Aan de orde is de stemming over een motie, ingediend bij het debat over emancipatie en integratie, te weten:

- de motie-Azough/Stuurman over het instellen van een commissie vergelijkbaar met de commissie PaVEM gericht op emancipatie van jongens en mannen (29203, nr. 19).
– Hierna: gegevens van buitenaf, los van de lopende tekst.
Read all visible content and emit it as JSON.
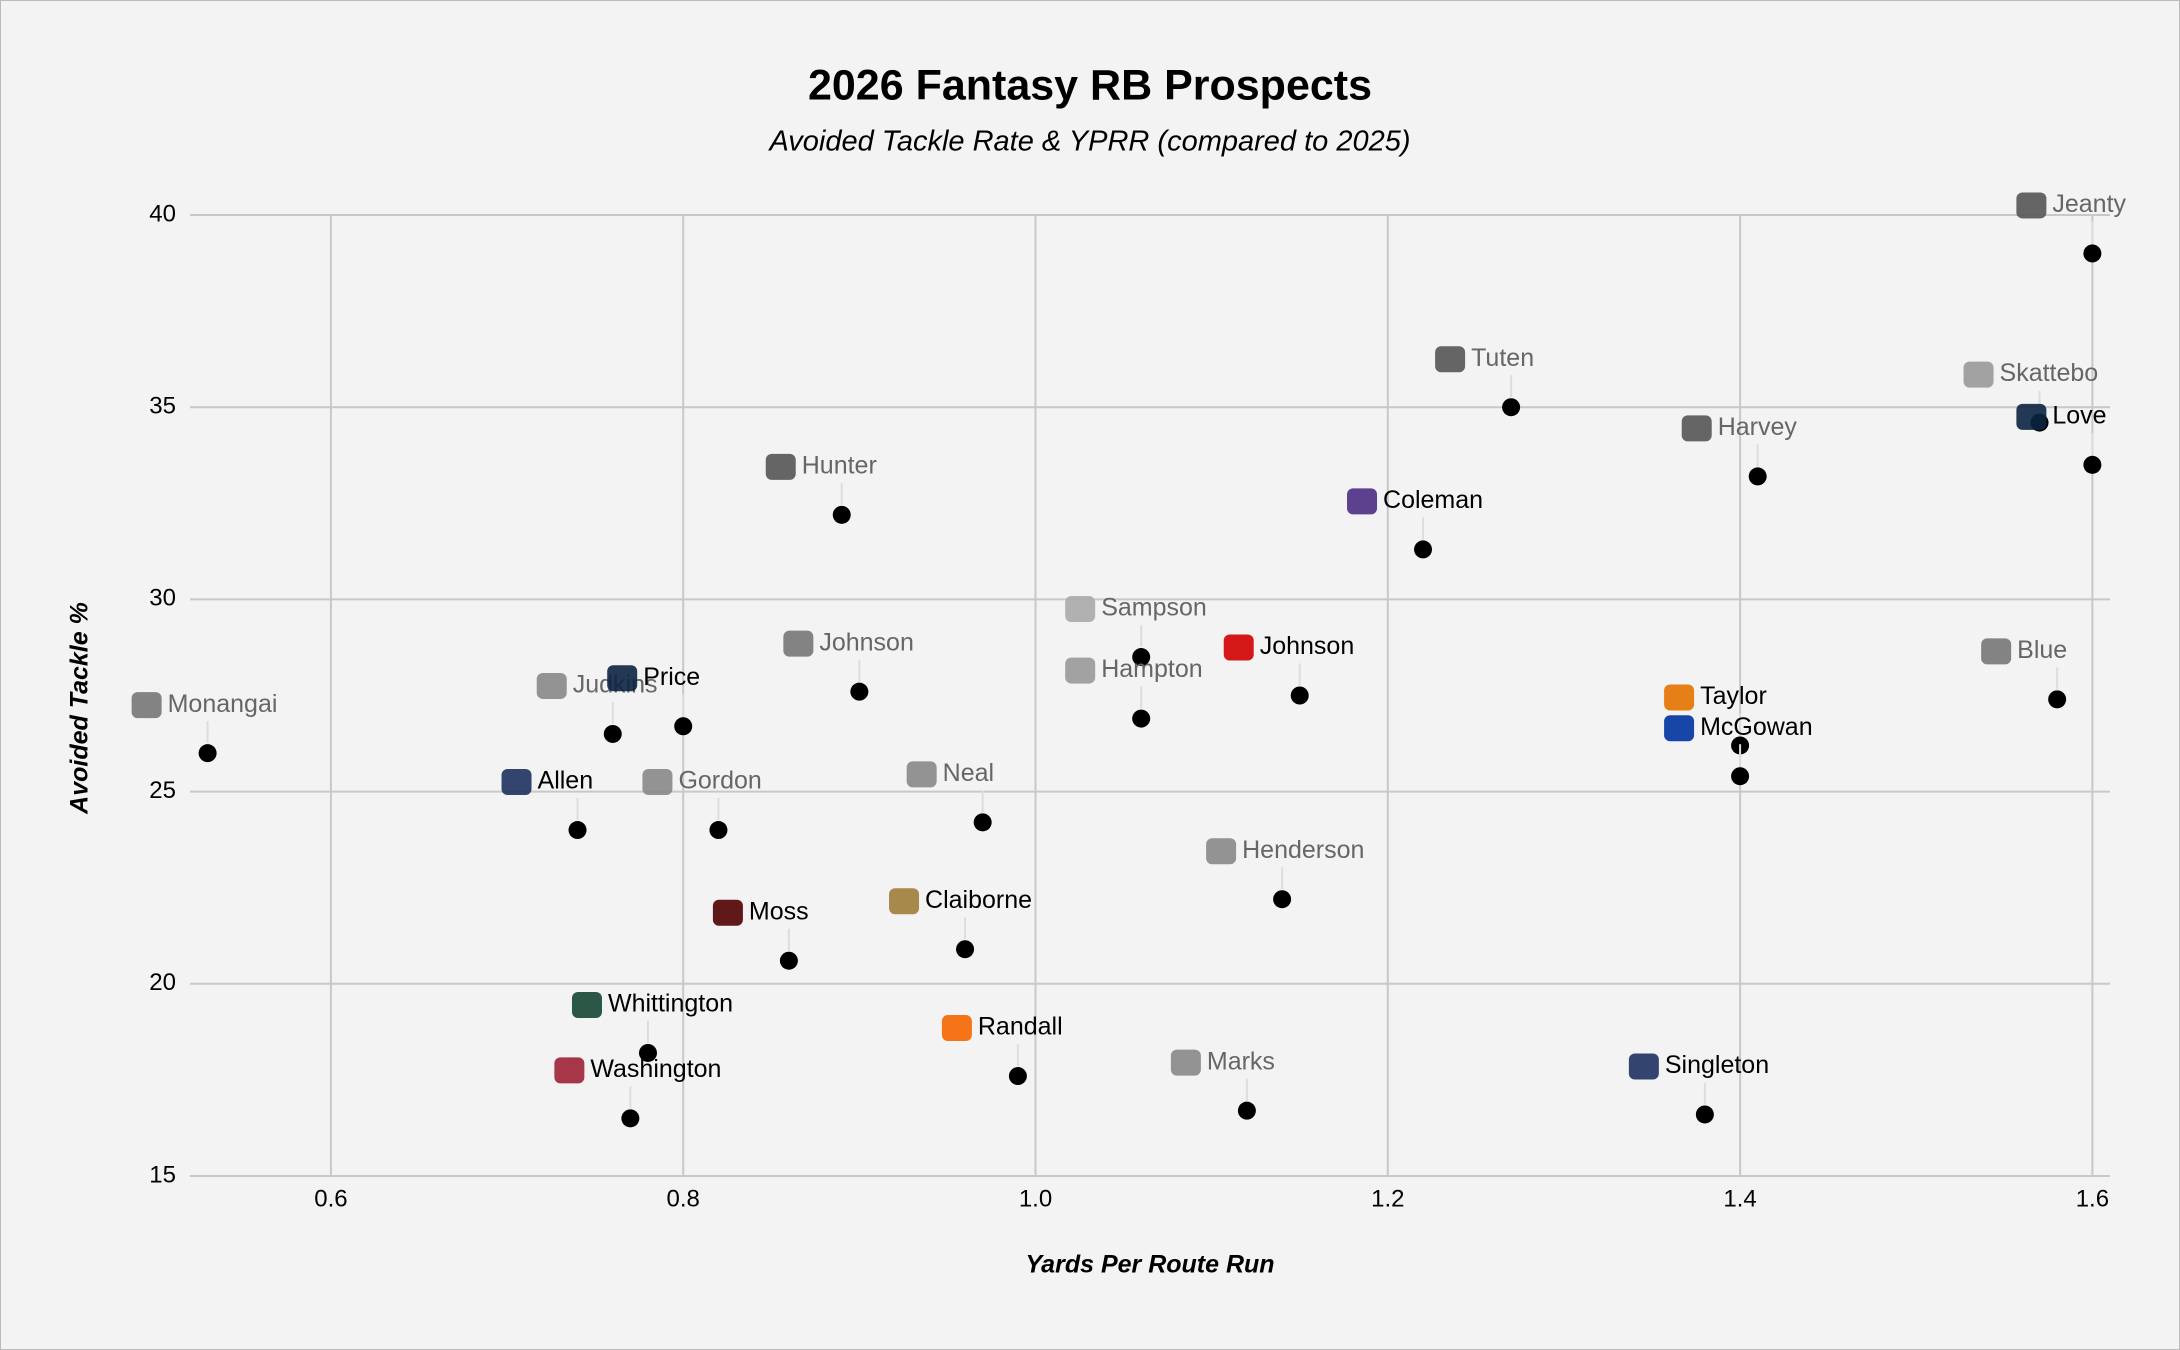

(Zie vergadering van 19 april 2005.)

De voorzitter:

De motie-Azough/Stuurman (29203, nr. 19) is in die zin gewijzigd dat zij thans luidt:

De Kamer,

gehoord de beraadslaging,

verwijzend naar het lopende onderzoek van de Nederlandse Gezinsraad waaruit blijkt dat jonge allochtone vrouwen er overwegend zeer geëmancipeerde opvattingen op nahouden maar deels gehinderd worden door de veel traditionelere man-vrouwopvattingen onder een meerderheid van jonge allochtone mannen;

van mening dat een emancipatiebevorderend beleid dat zich uitsluitend richt op vrouwen uiteindelijk onvoldoende effectief zal zijn;

van mening dat het entameren van discussie onder jonge mannen over de rolverhouding man en vrouw, arbeidsparticipatie van vrouwen, seksualiteit en eerbaarheid van wezenlijk belang is;

verzoekt de regering, met een plan van aanpak te komen gericht op de bevordering van debat en meningsvorming onder jonge (allochtone) mannen over de man-vrouwverhouding in den brede,

en gaat over tot de orde van de dag.

Deze gewijzigde motie is voorgesteld door de leden Azough en Stuurman. Naar mij blijkt, wordt zij voldoende ondersteund.

Zij krijgt nr. 24 (29203).

De gewijzigde motie is rondgedeeld; naar mij blijkt, kunnen wij er nu direct over stemmen.

In stemming komt de gewijzigde motie-Azough/Stuurman (29203, nr. 24).

De voorzitter:

Ik constateer dat de aanwezige leden van de fracties van de SP, GroenLinks, de PvdA, de Groep Lazrak, D66 en de LPF voor deze gewijzigde motie hebben gestemd en die van de overige fracties ertegen, zodat zij is verworpen.